Types of cookies we use

  • Strictly necessary — Required for website operation, including language preference, A/B test variant assignment, security, and load balancing. These cannot be disabled.
  • Analytical — Help us see which pages work and which do not. Loaded only with consent.
  • Marketing — Let us measure our ads and reach you again on other platforms. Loaded only with consent.

Specific third-party cookies

Strictly necessary

NameProviderPurposeRetention
sf-consent-v1ServiceformStores your cookie consent choice. Set in browser localStorage.Until cleared
sf_hero_variantServiceformA/B test hero variant — keeps the layout you see consistent across loads.90 days
sf3pid + sessionServiceform (Mira)Identifies your session with the Mira AI chat widget — the product demo on this site. EU-hosted on dash.serviceform.com.365 days
cf_clearanceCloudflareBot-protection challenge result.30 days
__cf_bmCloudflareBot-management session identifier.30 minutes
NameProviderPurposeRetention
ph_phc_…_posthogPostHog (EU)Distinct visitor ID, session ID and feature-flag state. EU-hosted, session replay with all inputs masked.365 days
NameProviderPurposeRetention
_gcl_auGoogle AdsConversion attribution for Google Ads campaigns.90 days
_gaGoogleSet by Google Tag (gtag.js). Distinguishes unique users.2 years
_ga_<id>GooglePer-property session counter created by gtag.js even in an Ads-only setup.2 years
IDEGoogle DoubleClickSet on doubleclick.net for ad measurement and remarketing.13 months

Google Ads operates under Google Consent Mode v2: until you opt in, only cookieless modelled-conversion pings are sent.

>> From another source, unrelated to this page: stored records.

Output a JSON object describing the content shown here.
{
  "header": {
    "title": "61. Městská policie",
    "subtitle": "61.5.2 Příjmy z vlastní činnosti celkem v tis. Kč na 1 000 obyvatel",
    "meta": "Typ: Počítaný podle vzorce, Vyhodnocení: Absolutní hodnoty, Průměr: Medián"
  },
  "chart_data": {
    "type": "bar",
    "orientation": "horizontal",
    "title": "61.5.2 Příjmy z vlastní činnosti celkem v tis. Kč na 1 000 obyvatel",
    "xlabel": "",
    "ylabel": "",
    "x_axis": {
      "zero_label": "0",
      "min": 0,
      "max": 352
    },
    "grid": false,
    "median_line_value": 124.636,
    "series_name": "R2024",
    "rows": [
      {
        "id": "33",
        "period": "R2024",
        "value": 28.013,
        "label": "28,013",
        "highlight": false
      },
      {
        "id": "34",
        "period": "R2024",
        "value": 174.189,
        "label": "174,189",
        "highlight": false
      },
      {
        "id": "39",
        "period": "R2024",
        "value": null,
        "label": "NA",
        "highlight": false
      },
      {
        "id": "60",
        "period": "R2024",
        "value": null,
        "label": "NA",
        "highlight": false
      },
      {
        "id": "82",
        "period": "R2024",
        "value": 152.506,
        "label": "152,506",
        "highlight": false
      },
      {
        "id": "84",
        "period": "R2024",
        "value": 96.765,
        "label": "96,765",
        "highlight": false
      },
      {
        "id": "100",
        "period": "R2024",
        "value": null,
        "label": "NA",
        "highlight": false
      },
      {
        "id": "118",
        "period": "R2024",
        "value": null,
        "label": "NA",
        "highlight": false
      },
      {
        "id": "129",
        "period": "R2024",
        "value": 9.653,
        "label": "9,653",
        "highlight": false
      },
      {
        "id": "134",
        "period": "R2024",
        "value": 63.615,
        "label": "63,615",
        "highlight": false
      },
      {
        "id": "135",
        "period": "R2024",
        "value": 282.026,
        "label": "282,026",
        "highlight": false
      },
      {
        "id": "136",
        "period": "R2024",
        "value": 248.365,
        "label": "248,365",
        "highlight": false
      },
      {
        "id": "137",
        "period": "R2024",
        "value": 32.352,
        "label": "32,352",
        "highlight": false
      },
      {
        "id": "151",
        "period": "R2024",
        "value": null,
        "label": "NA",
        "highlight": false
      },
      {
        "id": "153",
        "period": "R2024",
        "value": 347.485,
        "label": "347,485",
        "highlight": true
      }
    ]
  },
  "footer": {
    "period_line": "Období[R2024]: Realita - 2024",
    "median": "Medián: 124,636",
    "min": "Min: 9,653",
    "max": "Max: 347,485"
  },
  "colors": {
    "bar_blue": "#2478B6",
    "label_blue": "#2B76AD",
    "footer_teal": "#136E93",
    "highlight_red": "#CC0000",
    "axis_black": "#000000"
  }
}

We do not currently load Mixpanel, Hotjar, Sentry, GA4 (as a measurement property), LinkedIn Insight Tag, Facebook Pixel, X Ads, HubSpot, Leadfeeder, Dealfront, Reddit Pixel, Reb2b, ActiveCampaign, or Lemlist on this domain. If we add any of those later, they will appear in the Marketing or Analytical category above and require fresh consent.

When you make a cookie choice, we record a pseudonymous audit entry in our ClickHouse cluster on European infrastructure. The entry stores: your decision (analytics / marketing booleans), the schema version, an ISO country code, and a one-way SHA-256 hash of your IP + user agent + a server-side secret. We never store your raw IP or any directly identifying information. The record is kept for 13 months, after which ClickHouse expires it automatically. This log exists solely so we can demonstrate, on request from you or a supervisory authority, that consent was given (GDPR Art. 7(1)).

Managing your preferences

Open the Cookie Preferences link at the bottom of any page to review or change your choice at any time. Selecting “Reject all” stops every non-essential cookie immediately and tells Google to model conversions cookielessly going forward. The control follows EDPB guidance and Finnish Traficom expectations: a “Reject all” option is presented with the same prominence as “Accept all.”

Browser-level controls are not valid consent mechanisms under Finnish law but serve as supplementary management tools. Deleting your localStorage will invalidate the consent record and re-show the banner on your next visit.

Contact and supervisory authority

Cookie-related questions should be directed to asiakaspalvelu@serviceform.com. Complaints regarding cookie handling compliance may be filed with the Office of the Data Protection Ombudsman of Finland (Lintulahdenkuja 4, 00530 Helsinki) or Traficom under §205 of the Act on Electronic Communications Services.